I have also acquired a Jordan miniatures Mack rail bus kit. Like all Jordan Miniatures kits it is exquisitely cast in plastic, with extraordinary detail. I have on back order a NWSL flea drive, and an auxiliary gear box forit, and some HOn3 geared axles for it. I have a Con-Coor Goose modifies=d and painted for for the State line Railroad, and I'll try to kitbash the Mack unit into something similar for the Marietta and North Georgia railroad , the other Narrow gauge outfit in my universe.

There are other projects as well, too many to document. Will I go to work on trains?, or will I go to sleep in my leather recliner front of the roaring fire in the Hampton stove in the fireplace in my dinning room .....inquiring minds want to know


Bill Nelson
 

reklein

New Member
Jun 11, 2008
32
0
6
Lewiston ID
Hey Bill, nice work,good project. I got three of those things. A tank type I've had for 15 years runs pretty good but the two other relatively new ones aren't so hot. I was wondering what your thoughts on the drive tube between drivers is and how would you improve that.

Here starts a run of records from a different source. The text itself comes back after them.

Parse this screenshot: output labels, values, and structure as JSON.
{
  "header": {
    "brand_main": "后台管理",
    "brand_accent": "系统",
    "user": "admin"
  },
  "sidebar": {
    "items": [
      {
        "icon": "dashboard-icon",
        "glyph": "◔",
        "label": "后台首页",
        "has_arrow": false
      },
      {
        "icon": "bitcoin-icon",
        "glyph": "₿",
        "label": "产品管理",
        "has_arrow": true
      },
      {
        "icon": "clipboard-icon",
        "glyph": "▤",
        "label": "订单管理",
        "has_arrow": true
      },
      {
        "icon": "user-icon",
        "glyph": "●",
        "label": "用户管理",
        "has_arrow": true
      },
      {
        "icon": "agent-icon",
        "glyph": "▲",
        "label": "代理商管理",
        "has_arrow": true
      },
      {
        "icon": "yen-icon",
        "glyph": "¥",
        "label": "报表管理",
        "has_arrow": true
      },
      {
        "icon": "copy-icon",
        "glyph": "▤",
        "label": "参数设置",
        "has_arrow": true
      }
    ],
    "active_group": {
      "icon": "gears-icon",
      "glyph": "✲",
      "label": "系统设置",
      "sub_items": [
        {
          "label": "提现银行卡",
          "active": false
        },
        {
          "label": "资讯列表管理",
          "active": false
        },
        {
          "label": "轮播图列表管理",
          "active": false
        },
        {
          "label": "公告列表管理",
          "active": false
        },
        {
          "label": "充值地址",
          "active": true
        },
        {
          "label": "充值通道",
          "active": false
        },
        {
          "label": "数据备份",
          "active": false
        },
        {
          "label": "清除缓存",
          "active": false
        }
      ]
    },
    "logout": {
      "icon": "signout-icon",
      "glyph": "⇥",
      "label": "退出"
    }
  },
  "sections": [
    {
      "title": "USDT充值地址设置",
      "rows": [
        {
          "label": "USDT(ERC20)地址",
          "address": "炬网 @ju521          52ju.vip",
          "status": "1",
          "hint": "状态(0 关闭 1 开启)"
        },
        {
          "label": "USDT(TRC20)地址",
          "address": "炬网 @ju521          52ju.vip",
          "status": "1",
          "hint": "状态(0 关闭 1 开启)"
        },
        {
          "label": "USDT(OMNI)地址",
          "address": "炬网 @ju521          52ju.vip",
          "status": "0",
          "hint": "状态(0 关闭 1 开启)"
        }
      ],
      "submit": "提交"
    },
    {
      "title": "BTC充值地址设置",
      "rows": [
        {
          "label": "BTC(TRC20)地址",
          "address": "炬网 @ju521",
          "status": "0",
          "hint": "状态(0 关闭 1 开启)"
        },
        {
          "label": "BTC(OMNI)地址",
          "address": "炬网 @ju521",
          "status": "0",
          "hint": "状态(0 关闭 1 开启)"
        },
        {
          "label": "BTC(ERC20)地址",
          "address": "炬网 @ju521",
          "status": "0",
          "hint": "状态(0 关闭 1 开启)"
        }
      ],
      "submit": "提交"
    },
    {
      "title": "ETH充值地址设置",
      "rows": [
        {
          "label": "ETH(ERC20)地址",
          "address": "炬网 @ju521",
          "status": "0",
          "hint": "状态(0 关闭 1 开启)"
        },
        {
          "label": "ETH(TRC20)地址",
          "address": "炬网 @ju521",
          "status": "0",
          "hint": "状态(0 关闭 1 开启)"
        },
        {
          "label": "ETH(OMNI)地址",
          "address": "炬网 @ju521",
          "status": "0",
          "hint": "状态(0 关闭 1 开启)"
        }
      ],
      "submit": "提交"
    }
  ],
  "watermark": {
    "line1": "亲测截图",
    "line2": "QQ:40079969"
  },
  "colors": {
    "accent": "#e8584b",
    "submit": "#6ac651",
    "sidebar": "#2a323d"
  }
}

Also I found that the lead truck picks the notch on the stock rails of my Atlas turnouts. I wish Atlas didn't notch those so deep. I sorta cured that by filing the edge of the notch to a more sloped contour much as you would a point that gets picked. I've also found that for all those wheels on the track they don't pick up the juice very well. I'll have to take a look. I think 3 of these things will be enough for me. Now for an MTH "little Joe". Looking forward to the rest of your rebuild. BILL Kleinert.
 

Bill Nelson

Well-Known Member
Dec 14, 2008
2,680
467
78
Clarksville Tn
Hey Bill, nice work,good project. I got three of those things. A tank type I've had for 15 years runs pretty good but the two other relatively new ones aren't so hot. I was wondering what your thoughts on the drive tube between drivers is and how would you improve that. Also I found that the lead truck picks the notch on the stock rails of my Atlas turnouts. I wish Atlas didn't notch those so deep. I sorta cured that by filing the edge of the notch to a more sloped contour much as you would a point that gets picked. I've also found that for all those wheels on the track they don't pick up the juice very well. I'll have to take a look. I think 3 of these things will be enough for me. Now for an MTH "little Joe". Looking forward to the rest of your rebuild. BILL Kleinert.

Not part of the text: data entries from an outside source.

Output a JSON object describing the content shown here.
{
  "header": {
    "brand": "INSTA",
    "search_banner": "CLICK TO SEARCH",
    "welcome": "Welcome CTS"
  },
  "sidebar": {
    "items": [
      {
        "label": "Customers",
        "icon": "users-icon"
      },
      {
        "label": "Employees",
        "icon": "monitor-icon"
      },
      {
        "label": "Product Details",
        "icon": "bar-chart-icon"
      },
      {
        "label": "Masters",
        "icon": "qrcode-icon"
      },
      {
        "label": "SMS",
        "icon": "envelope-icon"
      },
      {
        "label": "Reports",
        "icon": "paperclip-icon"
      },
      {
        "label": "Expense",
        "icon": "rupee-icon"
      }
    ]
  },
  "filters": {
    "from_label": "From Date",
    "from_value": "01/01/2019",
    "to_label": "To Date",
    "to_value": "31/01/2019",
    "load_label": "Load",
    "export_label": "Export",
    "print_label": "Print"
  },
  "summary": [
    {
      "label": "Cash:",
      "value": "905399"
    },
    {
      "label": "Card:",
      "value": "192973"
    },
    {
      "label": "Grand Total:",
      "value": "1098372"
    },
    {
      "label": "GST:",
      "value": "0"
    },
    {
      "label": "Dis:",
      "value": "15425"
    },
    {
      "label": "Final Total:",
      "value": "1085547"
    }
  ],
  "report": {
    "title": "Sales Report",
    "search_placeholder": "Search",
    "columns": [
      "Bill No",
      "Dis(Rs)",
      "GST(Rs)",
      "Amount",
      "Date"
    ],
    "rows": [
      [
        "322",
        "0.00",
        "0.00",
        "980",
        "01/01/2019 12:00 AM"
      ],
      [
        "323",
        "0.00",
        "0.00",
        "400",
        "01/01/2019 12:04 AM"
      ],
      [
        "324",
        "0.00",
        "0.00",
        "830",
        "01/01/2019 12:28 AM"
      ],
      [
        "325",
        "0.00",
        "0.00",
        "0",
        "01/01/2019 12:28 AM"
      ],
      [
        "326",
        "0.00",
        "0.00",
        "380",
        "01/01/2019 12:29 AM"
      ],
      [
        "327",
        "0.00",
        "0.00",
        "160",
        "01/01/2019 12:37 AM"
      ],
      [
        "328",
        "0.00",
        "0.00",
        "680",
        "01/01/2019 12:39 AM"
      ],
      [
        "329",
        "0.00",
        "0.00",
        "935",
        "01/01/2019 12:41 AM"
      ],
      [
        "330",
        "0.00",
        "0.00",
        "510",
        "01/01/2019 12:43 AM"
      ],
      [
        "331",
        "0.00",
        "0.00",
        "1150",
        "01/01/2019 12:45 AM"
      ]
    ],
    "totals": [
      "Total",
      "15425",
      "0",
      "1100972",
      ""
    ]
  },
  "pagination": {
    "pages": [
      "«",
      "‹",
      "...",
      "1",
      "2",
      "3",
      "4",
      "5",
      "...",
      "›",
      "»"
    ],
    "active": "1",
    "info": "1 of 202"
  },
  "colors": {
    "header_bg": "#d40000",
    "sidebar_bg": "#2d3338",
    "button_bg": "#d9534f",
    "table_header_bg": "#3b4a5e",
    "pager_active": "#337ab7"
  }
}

A little Joe should be a real Hoss, we will need a review. MTH's entry into the HO world could be an interesting development, and I'm looking forward to seeing what their quality is like.

I don't think there will be a problem with the drive tube If you wanted to, they could be replaced with universals from NWSL or the old hobbytown universals, which I believe are available from Micro Mark.

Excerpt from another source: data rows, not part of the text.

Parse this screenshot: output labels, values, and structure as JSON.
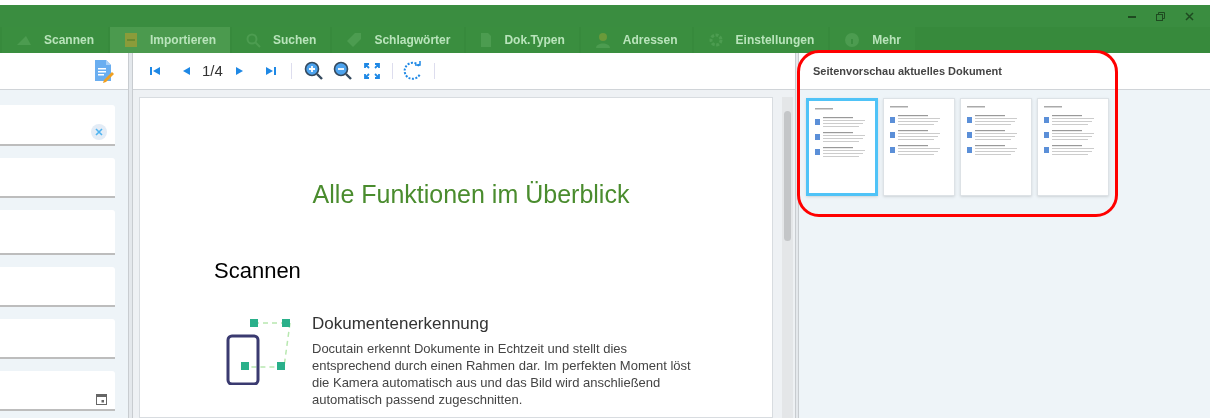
{
  "tabs": [
    {
      "label": "Scannen",
      "selected": false
    },
    {
      "label": "Importieren",
      "selected": true
    },
    {
      "label": "Suchen",
      "selected": false
    },
    {
      "label": "Schlagwörter",
      "selected": false
    },
    {
      "label": "Dok.Typen",
      "selected": false
    },
    {
      "label": "Adressen",
      "selected": false
    },
    {
      "label": "Einstellungen",
      "selected": false
    },
    {
      "label": "Mehr",
      "selected": false
    }
  ],
  "fields": [
    {
      "kind": "clearable"
    },
    {
      "kind": "plain"
    },
    {
      "kind": "plain"
    },
    {
      "kind": "plain"
    },
    {
      "kind": "plain"
    },
    {
      "kind": "date"
    }
  ],
  "viewer": {
    "page_indicator": "1/4",
    "document": {
      "title": "Alle Funktionen im Überblick",
      "section": "Scannen",
      "feature_title": "Dokumentenerkennung",
      "feature_text": "Docutain erkennt Dokumente in Echtzeit und stellt dies entsprechend durch einen Rahmen dar. Im perfekten Moment löst die Kamera automatisch aus und das Bild wird anschließend automatisch passend zugeschnitten."
    }
  },
  "preview": {
    "title": "Seitenvorschau aktuelles Dokument",
    "thumbnails": [
      {
        "selected": true
      },
      {
        "selected": false
      },
      {
        "selected": false
      },
      {
        "selected": false
      }
    ]
  }
}
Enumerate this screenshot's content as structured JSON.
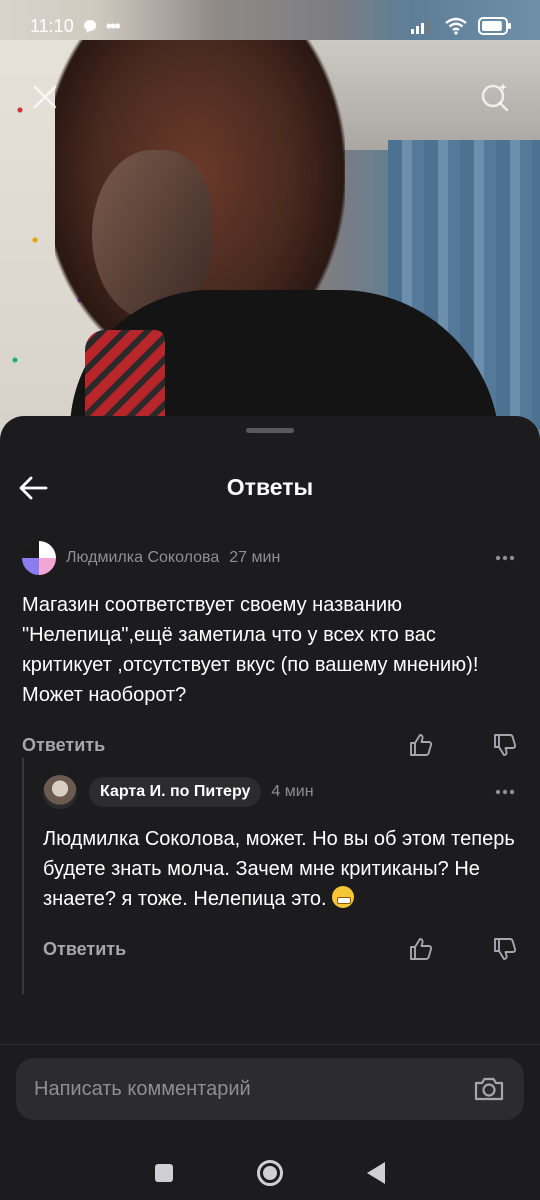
{
  "status_bar": {
    "time": "11:10",
    "dots": "•••",
    "battery_level": 0.9
  },
  "video": {
    "close_icon": "close-icon",
    "search_icon": "visual-search-icon"
  },
  "sheet": {
    "title": "Ответы",
    "back_icon": "arrow-left-icon"
  },
  "comment": {
    "author": "Людмилка Соколова",
    "time": "27 мин",
    "text": "Магазин соответствует своему названию \"Нелепица\",ещё заметила что у всех кто вас критикует ,отсутствует вкус (по вашему мнению)!Может наоборот?",
    "reply_label": "Ответить"
  },
  "reply": {
    "author": "Карта И. по Питеру",
    "time": "4 мин",
    "text": "Людмилка Соколова, может. Но вы об этом теперь будете знать молча. Зачем мне критиканы? Не знаете? я тоже. Нелепица это.",
    "emoji": "grinning-face",
    "reply_label": "Ответить"
  },
  "composer": {
    "placeholder": "Написать комментарий",
    "value": ""
  },
  "colors": {
    "sheet_bg": "#1c1c1e",
    "chip_bg": "#2c2c2e",
    "muted_text": "#8e8e93"
  }
}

The difference between the old one and the new ones may be the painted frame issue showing up.

I'm looking forward to the Olympic gold medal hockey game this afternoon between the USA and Canada. My NHL team has a defenceman on each team, so one will get the gold and the other the silver. unlike football or baseball. I won't be able to build much during the game except for when they are resurfacing the ice between periods.